A data-driven ROM based on POD-RBF technique is adopted in this work for the analysis of the blood flow in a patient-specific domain of LA when AF occurs. Such approach extracts a reduced basis space from a proper set of high-fidelity solutions via POD and adopts RBF to compute the map between parameter space and reduced coefficients. The Newtonian and the Casson’s models for the rheology of the blood are employed and compared. We consider a physical parametric framework involving the scaling factor of the cardiac output (both for Newtonian and Casson’s case), the plasma viscosity and the hematocrit (for the Casson’s case).

After an expensive offline phase, the POD-RBF approach demonstrated to be able to provide clinically relevant blood flow predictions for the problem at hand at a considerably lower computational cost. This indicates that in perspective such computational tool could be used in hospitals and surgery rooms to support the medical doctors. From a clinical point of view, the results showed that the distribution of the mean blood age is higher on the tip of LAA (regardless of whether the Newtonian model or the Casson’s model is employed) because this is the most isolated zone of the computational domain and the harder to wash.

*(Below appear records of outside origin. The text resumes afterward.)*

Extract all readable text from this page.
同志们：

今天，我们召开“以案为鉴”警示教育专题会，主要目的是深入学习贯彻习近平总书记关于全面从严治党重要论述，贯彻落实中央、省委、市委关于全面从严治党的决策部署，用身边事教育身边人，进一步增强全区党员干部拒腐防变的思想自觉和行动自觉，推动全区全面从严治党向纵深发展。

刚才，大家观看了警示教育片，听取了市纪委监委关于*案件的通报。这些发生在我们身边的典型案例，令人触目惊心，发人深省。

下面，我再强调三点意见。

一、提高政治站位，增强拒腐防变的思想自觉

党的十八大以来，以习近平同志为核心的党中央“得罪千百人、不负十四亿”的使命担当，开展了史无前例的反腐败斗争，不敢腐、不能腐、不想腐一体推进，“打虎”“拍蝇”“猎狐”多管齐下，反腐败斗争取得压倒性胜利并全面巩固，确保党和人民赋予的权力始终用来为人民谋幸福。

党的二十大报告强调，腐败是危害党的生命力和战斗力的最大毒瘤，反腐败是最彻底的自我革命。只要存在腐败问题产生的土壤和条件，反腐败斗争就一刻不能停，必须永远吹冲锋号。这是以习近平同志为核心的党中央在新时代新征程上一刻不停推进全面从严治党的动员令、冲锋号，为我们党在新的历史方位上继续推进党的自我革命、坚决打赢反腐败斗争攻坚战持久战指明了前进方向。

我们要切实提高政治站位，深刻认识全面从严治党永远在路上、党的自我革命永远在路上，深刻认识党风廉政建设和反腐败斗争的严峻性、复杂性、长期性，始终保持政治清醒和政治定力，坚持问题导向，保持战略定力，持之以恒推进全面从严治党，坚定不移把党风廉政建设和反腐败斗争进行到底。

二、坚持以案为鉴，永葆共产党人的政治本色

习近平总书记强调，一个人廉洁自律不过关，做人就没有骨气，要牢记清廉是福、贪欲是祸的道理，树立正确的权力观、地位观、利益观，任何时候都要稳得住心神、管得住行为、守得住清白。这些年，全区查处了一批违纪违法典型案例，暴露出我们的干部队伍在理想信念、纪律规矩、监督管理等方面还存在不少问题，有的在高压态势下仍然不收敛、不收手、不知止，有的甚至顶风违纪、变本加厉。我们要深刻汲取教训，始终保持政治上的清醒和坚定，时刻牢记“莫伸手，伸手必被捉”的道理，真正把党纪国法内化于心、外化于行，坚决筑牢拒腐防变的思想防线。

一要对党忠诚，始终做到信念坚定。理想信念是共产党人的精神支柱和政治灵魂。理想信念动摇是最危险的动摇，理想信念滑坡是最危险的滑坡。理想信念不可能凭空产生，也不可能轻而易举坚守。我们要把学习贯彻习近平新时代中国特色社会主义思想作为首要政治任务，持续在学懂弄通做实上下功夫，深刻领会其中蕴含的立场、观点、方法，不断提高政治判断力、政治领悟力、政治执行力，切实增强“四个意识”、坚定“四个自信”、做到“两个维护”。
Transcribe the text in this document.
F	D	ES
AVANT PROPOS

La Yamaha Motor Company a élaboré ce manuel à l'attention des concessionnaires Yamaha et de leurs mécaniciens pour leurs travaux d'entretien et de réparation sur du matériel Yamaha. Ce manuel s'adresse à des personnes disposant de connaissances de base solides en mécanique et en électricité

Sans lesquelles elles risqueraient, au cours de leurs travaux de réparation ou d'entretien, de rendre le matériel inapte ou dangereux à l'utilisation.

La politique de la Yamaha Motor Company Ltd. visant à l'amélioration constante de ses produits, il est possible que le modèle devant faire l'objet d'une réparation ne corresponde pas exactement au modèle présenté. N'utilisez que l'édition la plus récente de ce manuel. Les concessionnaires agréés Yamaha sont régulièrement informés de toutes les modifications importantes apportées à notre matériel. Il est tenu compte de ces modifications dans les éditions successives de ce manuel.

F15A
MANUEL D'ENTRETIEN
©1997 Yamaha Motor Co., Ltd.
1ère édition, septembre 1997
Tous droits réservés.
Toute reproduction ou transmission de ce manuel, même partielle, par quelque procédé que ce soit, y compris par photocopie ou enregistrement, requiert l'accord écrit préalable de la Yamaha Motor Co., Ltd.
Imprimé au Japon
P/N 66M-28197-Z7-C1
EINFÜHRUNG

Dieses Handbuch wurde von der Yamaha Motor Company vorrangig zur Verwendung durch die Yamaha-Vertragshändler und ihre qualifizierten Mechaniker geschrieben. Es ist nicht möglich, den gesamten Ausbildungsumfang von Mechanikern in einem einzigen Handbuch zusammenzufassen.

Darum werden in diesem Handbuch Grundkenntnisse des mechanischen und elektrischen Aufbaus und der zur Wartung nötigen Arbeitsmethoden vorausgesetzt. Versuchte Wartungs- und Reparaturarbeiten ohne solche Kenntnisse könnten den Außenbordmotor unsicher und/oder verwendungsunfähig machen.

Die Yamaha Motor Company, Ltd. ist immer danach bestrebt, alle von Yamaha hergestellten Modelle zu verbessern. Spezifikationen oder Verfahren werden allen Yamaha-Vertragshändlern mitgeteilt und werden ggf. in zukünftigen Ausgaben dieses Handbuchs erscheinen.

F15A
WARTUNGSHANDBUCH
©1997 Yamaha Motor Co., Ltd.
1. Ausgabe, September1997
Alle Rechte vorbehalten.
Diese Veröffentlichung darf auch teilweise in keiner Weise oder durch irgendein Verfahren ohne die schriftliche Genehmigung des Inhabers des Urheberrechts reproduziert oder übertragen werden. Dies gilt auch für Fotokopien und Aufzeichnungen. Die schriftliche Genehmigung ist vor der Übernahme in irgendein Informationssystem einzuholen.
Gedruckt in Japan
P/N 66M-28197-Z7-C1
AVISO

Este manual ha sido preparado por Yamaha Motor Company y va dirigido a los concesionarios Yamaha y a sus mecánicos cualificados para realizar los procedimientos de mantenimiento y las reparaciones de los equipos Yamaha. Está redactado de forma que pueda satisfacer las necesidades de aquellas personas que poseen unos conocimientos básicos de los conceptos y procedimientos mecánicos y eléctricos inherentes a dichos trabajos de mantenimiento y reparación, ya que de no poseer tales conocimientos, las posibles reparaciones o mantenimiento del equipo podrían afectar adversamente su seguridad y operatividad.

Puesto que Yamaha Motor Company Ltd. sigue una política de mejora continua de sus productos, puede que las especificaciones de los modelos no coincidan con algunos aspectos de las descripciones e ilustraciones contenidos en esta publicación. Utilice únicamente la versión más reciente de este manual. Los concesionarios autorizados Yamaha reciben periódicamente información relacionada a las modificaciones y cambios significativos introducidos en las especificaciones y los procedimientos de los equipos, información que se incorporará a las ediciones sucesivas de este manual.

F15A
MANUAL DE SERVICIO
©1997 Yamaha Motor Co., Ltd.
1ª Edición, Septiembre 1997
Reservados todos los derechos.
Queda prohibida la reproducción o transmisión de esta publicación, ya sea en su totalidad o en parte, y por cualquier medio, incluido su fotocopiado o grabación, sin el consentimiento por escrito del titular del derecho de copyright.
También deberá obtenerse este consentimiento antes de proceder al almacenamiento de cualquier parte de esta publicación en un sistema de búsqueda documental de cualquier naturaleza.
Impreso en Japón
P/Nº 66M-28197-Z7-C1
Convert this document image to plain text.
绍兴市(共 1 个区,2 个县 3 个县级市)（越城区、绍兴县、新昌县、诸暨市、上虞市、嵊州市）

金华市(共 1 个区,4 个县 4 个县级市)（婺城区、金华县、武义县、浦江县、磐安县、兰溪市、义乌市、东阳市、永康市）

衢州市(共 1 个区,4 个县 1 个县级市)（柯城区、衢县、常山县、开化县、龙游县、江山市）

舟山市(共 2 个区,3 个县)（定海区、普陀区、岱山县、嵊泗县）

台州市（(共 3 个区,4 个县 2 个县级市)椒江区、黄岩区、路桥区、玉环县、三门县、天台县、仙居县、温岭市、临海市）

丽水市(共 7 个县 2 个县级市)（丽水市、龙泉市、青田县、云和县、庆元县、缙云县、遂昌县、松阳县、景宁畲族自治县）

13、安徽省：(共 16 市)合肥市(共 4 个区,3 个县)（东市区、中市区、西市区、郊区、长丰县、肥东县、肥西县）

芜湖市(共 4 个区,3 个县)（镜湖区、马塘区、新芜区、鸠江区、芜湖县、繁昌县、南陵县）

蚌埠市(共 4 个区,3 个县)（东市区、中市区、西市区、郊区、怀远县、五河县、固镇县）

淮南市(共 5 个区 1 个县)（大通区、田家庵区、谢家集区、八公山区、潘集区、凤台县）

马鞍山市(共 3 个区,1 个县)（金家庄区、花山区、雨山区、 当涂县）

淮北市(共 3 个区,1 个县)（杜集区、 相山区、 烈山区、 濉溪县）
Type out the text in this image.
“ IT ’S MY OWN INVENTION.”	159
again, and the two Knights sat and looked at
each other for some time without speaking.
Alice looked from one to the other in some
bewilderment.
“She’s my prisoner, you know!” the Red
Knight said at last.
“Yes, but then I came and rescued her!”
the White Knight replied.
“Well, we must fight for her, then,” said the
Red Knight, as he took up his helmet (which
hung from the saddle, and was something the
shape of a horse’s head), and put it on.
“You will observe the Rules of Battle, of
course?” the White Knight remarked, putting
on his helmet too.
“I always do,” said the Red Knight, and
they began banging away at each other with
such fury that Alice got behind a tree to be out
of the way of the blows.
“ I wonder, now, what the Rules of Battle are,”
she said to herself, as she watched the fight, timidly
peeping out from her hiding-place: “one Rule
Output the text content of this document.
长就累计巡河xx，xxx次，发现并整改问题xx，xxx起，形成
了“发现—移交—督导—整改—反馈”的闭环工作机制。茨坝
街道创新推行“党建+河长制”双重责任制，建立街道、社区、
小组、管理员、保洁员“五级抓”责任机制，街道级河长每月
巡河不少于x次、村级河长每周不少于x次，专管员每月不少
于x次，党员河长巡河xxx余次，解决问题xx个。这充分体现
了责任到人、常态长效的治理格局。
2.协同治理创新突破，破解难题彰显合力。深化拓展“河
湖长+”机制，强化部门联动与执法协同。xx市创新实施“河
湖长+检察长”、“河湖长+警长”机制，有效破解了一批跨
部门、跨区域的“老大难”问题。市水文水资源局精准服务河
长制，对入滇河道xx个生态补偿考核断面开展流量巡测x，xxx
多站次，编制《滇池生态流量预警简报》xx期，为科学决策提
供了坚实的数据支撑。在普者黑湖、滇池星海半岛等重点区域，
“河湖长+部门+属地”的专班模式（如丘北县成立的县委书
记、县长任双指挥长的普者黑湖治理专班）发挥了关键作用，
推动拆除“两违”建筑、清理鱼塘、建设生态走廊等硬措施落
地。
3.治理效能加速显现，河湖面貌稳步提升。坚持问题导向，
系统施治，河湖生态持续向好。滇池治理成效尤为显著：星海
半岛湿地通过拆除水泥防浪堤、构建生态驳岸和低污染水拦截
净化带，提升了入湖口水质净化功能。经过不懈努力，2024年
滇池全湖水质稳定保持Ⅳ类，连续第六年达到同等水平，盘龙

The ROM described in the paper can be applied to various geometries of left atrium, with similar results, because POD-RBF is a general tool. However, the extrapolation to unknown geometries requires a geometrical parameterization, which is not included in this work, as it typically involves greater complexity and data requirements compared to physical parameterization. In perspective, an improvement of considerable relevance could be the exploration of the performance of the POD-RBF approach in a geometrical parametric setting by extending to our case study what carried out in Siena et al. (2023). Also, the influence of variable inflow conditions including flow splitting in the pulmonary veins will be studied. Another possible follow-up is represented by the development of a hybrid ROM Girfoglio et al. (2023); Hijazi et al. (2020), where a projection-based approach is introduced for the primal quantities of the problem, i.e., velocity and pressure. This introduces some physical constraints in the ROM model making it more accurate. Finally, nonlinear ROMs (see, e.g., Fresca et al. (2021); Milano and Koumoutsakos (2002); Lee and Carlberg (2020)) could be investigated.